4. Ranking Pipeline: from chronological to ML ranking

One-line trade-off: trade "engagement uplift" for "real-time, explainability, and compute budget" — the ranking model can only run on the small candidate set after aggregation.

Principle: early feeds were pure reverse-chronological — simple, real-time, predictable. After information overload, the shift was to ML ranking: after aggregating candidates (push-materialized + pull-celebs, a few hundred), a model predicts multiple engagement signals per post (like/comment/reshare/dwell probability), weighted into a score. This echoes Day 13's multi-stage funnel — the difference is feed candidates come from the follow graph not full-corpus retrieval, so the candidate set is far smaller (hundreds vs billions), allowing a fairly heavy ranking model directly. After ranking comes re-ranking to inject diversity (spread same-author, avoid a single-topic streak) and business rules (ad insertion, recency boosts).

Trade-off:
Real-world cases:

Scaling & Optimization

Common Pitfalls + Interview Questions

1. Agonizing over push vs pull from the start. The right answer is almost always hybrid. The interviewer wants the threshold thinking ("split by follower count/activity") and how to merge two sources at read time — not a binary choice.
2. Stuffing bodies into every timeline. Memory blowup + delete/edit needs full re-fanout. Timelines store only ids, hydrate at read.
3. Forgetting timelines must be bounded. Without truncating old entries, a big account's followers' single keys bloat unboundedly, and a Redis big-key drags down the whole shard.
4. Ranking at write time. Fixing order at push means new posts and model updates can't reflect live; re-ranking belongs on the read path.
5. Ignoring visibility filtering. If blocked/deleted/private posts aren't filtered at read, deleted content gets served — you must filter after hydrate.

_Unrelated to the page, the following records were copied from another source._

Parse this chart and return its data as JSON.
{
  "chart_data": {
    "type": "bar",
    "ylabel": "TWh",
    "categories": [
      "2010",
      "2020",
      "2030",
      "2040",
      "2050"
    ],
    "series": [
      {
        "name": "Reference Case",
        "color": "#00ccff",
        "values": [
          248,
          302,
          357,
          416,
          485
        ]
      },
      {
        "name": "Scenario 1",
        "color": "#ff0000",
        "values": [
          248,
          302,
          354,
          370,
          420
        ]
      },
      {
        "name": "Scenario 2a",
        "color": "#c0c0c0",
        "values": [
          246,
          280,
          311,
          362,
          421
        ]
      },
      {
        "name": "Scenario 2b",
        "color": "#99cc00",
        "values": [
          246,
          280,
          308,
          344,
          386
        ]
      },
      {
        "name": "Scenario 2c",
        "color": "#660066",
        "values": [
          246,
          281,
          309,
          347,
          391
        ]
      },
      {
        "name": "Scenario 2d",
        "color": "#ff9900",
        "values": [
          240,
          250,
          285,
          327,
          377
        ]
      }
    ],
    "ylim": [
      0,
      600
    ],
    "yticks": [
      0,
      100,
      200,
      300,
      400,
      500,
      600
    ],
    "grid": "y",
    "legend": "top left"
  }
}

Likely follow-ups: ① A celebrity with tens of millions of followers posts — how do you avoid blowing up the system? ② How do you set the push/pull threshold, on what metric? ③ When I newly follow someone, how do their historical posts enter my timeline (backfill)? ④ How do you budget the end-to-end post-to-visible latency? ⑤ Chronological vs ranked feed — what does each sacrifice, and which product should pick which?

Deep Resources

Deep Thinking (click to expand)

1. Push's write amplification grows linearly with follower count, pull's read amplification grows linearly with followee count. Can you write an inequality to estimate the "push or pull" crossover?

Modeling: for a single account, push is worthwhile roughly when "the number of times it's read ≫ the number of fanout writes its posts trigger" — the crossover is essentially the marginal benefit of a fanout write: when one fanout write saves less expected read cost than the write itself costs, switch to pull.

Intuition: a normal person posts rarely and is refreshed repeatedly → reads ≫ writes → push (write once, save countless reads). A celebrity's follower count both raises write cost and, because their posts get buried by ranking with low per-person exposure, lowers write benefit — squeezed from both ends, they land in the pull region. This is the theoretical basis for the hybrid threshold.

2. User A just followed big-V B (5M followers). Should B's historical posts appear in A's timeline immediately? How to backfill without stepping on landmines?

Crux: B is a celebrity served by pull and isn't pre-materialized — so "at follow time" you actually don't need to write historical posts into A's timeline; A's next refresh will auto-merge B's latest. This is a hidden benefit of hybrid: following a celebrity needs no backfill.

If B is a normal account (push): B's historical posts aren't in A's pre-materialized timeline. Options: pull B's recent posts and merge at read time on first refresh (simple, common), or async zadd them into A's timeline in the background. Pitfall: don't backfill inside the synchronous "follow" request — if A follows a batch at once (contacts import), synchronous backfill amplifies into a mini fanout storm; it must be async, rate-limited, and respect the bounded truncation.

3. Timelines store ids in a Redis sorted set. If a Redis shard goes down, that batch of users' timelines is gone. Is this data loss?

Key insight: the home timeline is derived data, not the source of truth — the real posts are in Tweet Store. Losing the timeline cache isn't "data loss", it's a "materialized view invalidation" that can be rebuilt.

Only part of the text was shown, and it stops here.